Thursday, 26 January 2017


The charged relationship between John and Paul will be translated into a classical work composed using a computer algorithm analysis of the Beatles duo’s lyrics. Dr Alexis Kirke, a composer at Plymouth University, devised a computer algorithm to chart the emotional development of the pair’s friendship for a composition marking the 60th anniversary of Lennon and McCartney’s first meeting. The data has been transformed into a piece representing their 23-year relationship as a classical duet, which will be premiered at the Peninsula Arts Contemporary Music Festival staged at Plymouth University.
Come Together: The Sonification of McCartney and Lennon attempts to chart the pair’s relationship, from the tight bond of the Beatles’ early years to the bitterness following the band’s 1970 split which led Lennon to write the bitter How Do You Sleep?, aimed at Paul.

Using a scientific database of “emotionally-annotated” words, Dr Kirke plotted the emotional positivity and physical intensity of the lyrics of 156 songs by McCartney and 131 songs by Lennon. This “word-based emotion” was mapped into musical features and transformed into a classical duet to show how “each musician’s happiness developed throughout their friendship.” 

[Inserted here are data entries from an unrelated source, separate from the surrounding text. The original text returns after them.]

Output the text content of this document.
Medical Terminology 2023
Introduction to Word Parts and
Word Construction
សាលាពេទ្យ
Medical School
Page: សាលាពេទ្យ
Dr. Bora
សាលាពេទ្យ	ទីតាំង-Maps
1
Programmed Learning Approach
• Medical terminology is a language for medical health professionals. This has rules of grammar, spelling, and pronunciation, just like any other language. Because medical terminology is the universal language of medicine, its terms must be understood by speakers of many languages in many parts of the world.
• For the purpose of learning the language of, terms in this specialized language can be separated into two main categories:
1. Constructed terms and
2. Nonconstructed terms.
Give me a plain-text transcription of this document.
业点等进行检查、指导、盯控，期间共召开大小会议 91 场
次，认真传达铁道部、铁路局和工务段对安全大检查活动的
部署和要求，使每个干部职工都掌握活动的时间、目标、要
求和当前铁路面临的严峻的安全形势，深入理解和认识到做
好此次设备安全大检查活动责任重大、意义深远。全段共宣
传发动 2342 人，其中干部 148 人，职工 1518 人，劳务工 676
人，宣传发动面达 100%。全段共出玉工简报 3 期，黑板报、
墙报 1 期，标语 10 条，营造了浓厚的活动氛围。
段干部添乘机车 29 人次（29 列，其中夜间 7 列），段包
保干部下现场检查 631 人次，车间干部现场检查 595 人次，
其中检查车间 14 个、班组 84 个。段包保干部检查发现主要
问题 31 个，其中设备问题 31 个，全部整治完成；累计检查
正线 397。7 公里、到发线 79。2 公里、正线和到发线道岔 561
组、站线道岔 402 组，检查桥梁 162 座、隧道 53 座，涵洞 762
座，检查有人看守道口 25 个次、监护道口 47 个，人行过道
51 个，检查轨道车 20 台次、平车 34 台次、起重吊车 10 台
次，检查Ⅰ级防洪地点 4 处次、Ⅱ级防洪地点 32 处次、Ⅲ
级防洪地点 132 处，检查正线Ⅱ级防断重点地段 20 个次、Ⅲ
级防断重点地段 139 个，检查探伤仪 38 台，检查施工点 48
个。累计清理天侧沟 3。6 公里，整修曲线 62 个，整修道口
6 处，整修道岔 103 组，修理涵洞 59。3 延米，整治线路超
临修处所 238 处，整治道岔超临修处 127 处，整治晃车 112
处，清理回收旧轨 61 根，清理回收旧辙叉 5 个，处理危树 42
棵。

The piece begins with the onset of Beatlemania, referencing hit songs including I Feel Fine to highlight the carefree days of their early success. This is followed by the plummeting positivity of John during the band’s split in 1970 and the inclusion of lyrics from the incomplete song Borrowed Time to signify the lead up to his assassination in 1980. Paul’s lyrical happiness will be represented by the soprano line at the performance, sung by Rebecca Lea with Lennon’s diminishing happiness will be encapsulated in the lower pitch of the tenor, sung by Christopher Bowen.